Send him the great promotional giveaways of buttons, T-shirts, and caps that so many of you have for your horses and barns (I remember how Mr. Erskine always loved wearing ball caps with horses's names on them), but most of all, lets send him an outpouring of love...for without love we are nothing. 

His address is: Mr. Erskine Falls; 1645 West Massey Road; Brighton Gardens - Suite 223; Memphis, TN 38120. It will take very little to do something that will brighten the days, everyday, for this legendary southern gentleman on our parts...and will put a smile on his face that will never be erased, because he will know he is loved, that he has not been forgotten. 

But, as Buddy and Paul Harvey say, now for the rest of the rest of the story. There are other former Walking Horse lovers and exhibitors in situations the same as or similar to Mr.
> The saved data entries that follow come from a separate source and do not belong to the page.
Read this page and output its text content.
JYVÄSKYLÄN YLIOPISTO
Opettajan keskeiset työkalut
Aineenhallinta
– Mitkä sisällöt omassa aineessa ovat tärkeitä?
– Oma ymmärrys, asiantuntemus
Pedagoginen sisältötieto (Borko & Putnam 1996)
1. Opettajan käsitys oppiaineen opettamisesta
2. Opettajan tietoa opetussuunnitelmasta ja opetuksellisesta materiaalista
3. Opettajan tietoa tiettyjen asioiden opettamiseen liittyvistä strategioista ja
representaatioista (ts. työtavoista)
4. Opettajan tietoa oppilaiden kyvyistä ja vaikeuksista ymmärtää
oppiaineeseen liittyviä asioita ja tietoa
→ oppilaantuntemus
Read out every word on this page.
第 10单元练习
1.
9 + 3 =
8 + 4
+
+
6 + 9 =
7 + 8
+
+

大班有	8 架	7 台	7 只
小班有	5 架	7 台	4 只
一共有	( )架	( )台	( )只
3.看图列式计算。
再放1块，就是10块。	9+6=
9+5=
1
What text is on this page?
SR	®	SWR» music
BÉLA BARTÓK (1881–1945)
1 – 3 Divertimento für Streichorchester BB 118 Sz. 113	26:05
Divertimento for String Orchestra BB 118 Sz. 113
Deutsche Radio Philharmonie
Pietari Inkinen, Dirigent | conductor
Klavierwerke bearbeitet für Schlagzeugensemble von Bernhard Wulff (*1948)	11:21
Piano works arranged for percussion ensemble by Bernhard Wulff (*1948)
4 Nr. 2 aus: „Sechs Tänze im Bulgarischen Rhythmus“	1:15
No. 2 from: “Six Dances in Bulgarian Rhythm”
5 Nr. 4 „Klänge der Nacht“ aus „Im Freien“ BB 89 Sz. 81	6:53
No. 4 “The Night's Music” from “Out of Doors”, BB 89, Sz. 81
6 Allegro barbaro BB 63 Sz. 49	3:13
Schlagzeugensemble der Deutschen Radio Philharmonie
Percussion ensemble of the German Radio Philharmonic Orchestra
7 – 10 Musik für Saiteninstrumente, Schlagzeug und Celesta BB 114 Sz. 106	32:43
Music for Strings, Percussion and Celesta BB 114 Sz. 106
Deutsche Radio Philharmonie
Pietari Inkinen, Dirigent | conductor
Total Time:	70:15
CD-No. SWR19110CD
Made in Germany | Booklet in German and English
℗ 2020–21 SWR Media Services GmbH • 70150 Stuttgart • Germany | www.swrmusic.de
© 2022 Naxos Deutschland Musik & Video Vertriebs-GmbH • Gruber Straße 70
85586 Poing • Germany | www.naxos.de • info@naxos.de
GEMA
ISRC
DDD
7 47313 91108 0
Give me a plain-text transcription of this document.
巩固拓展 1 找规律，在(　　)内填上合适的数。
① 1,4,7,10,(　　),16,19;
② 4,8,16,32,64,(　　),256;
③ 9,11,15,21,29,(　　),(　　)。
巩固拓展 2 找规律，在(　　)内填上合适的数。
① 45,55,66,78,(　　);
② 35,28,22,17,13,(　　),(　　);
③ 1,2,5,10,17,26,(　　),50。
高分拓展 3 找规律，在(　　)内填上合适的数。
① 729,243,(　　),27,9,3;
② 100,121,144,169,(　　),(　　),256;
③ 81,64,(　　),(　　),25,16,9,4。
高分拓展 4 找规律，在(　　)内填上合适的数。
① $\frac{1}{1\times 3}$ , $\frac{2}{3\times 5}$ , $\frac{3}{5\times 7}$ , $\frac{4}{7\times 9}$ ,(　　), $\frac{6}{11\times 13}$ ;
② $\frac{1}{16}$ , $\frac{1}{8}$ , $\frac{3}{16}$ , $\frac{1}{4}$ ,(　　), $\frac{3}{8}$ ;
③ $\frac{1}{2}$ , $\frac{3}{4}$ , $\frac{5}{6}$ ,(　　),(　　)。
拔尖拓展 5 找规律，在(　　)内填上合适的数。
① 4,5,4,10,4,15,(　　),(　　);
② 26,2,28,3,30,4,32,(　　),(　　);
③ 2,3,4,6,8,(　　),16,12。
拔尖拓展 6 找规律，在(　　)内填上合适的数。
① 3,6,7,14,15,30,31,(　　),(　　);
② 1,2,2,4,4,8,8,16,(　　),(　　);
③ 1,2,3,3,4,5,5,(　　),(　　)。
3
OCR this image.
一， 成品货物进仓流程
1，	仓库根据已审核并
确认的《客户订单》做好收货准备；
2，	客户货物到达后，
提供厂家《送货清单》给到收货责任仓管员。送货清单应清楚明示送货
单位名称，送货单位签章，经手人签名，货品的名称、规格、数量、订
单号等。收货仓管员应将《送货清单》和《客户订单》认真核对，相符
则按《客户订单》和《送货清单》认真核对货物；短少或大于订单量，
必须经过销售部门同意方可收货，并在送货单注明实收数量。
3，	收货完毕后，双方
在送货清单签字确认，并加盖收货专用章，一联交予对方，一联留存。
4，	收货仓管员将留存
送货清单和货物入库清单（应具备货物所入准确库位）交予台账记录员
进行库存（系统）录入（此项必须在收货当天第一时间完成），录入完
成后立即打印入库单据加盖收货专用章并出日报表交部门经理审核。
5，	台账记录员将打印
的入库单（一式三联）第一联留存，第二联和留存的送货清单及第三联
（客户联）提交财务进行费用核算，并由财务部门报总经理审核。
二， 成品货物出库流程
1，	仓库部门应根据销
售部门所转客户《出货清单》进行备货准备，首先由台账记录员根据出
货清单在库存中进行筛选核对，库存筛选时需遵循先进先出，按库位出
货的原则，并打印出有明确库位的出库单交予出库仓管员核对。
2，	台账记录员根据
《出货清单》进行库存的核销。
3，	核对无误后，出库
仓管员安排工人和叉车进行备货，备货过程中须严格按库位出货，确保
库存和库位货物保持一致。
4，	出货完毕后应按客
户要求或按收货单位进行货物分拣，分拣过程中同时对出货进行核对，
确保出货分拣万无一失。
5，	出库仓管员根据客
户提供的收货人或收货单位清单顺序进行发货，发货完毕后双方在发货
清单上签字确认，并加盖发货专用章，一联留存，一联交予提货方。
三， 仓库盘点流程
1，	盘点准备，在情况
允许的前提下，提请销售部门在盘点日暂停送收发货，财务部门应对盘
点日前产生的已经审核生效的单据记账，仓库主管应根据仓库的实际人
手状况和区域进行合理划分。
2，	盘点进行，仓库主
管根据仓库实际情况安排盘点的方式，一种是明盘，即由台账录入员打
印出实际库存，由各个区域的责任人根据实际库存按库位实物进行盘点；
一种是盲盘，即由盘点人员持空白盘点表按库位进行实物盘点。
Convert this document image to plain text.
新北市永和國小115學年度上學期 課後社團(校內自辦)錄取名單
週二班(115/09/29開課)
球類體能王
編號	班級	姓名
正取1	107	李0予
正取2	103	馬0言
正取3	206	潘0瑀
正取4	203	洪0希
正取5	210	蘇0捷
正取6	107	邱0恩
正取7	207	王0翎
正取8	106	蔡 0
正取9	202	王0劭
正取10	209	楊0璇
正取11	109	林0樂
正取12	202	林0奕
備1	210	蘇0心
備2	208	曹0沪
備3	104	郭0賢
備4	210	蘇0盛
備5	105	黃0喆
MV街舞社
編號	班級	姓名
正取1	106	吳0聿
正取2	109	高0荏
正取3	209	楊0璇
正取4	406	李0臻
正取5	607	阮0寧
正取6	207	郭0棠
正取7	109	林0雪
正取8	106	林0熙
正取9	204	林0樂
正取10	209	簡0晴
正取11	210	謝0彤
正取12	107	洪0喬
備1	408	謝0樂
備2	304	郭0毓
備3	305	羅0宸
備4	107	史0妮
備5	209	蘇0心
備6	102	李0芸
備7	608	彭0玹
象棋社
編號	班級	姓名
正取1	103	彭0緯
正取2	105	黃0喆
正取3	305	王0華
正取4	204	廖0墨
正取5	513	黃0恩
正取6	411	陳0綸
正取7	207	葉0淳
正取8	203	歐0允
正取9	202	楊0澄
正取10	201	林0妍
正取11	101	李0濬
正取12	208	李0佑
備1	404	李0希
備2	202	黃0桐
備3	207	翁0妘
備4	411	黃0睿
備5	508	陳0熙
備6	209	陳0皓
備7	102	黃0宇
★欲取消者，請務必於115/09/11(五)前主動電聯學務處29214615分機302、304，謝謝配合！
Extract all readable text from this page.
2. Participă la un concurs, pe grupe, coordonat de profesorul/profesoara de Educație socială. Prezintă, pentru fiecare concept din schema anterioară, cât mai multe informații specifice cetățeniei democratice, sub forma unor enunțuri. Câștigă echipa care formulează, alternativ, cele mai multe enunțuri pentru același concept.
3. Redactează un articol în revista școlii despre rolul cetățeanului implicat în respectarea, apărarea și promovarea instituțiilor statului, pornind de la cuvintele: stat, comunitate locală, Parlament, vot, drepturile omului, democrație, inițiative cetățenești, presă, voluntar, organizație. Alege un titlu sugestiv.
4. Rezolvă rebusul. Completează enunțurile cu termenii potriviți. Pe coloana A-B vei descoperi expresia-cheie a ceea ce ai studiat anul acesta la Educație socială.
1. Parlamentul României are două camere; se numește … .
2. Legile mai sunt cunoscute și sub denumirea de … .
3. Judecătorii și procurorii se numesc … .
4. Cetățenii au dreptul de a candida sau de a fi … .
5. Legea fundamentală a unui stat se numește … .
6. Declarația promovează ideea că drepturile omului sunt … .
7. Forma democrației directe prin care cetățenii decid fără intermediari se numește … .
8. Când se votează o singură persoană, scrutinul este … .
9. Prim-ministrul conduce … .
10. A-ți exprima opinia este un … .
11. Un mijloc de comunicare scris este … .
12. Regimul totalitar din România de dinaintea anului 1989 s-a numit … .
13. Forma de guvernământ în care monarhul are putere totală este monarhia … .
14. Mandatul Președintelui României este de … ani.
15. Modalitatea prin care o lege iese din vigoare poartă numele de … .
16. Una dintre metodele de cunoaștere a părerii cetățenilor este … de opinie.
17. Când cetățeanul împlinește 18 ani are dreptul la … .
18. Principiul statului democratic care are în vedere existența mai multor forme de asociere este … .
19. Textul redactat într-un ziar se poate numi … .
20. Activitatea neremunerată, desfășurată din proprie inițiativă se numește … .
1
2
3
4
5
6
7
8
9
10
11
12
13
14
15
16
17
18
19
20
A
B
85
Erskine. If you know of them, please write letters to the editor at WHR of their whereabouts and circumstances so that we can all rally around them too. These people, like Mr. Erskine, will be overjoyed to know they are loved and always will be by their Walking Horse family, and in bringing happiness to them, you will bring happiness to yourselves as well.  

We all need to do for our Walking Horse family members who are "missing in action" we would all be so very blessed to have someone do these simple things for us, should we end up in the same such circumstances. Like I wrote earlier in this column, it takes nothing to show love...and means the world to KNOW love. 

Thank you, you wonderful Walking Horse people for the love and care I know so many of you are going to show Erskine Falls...and thank you, thank you, thank you, Buddy Payne, for spearheading a movement that is going to be so great and mean so much to so very, very many.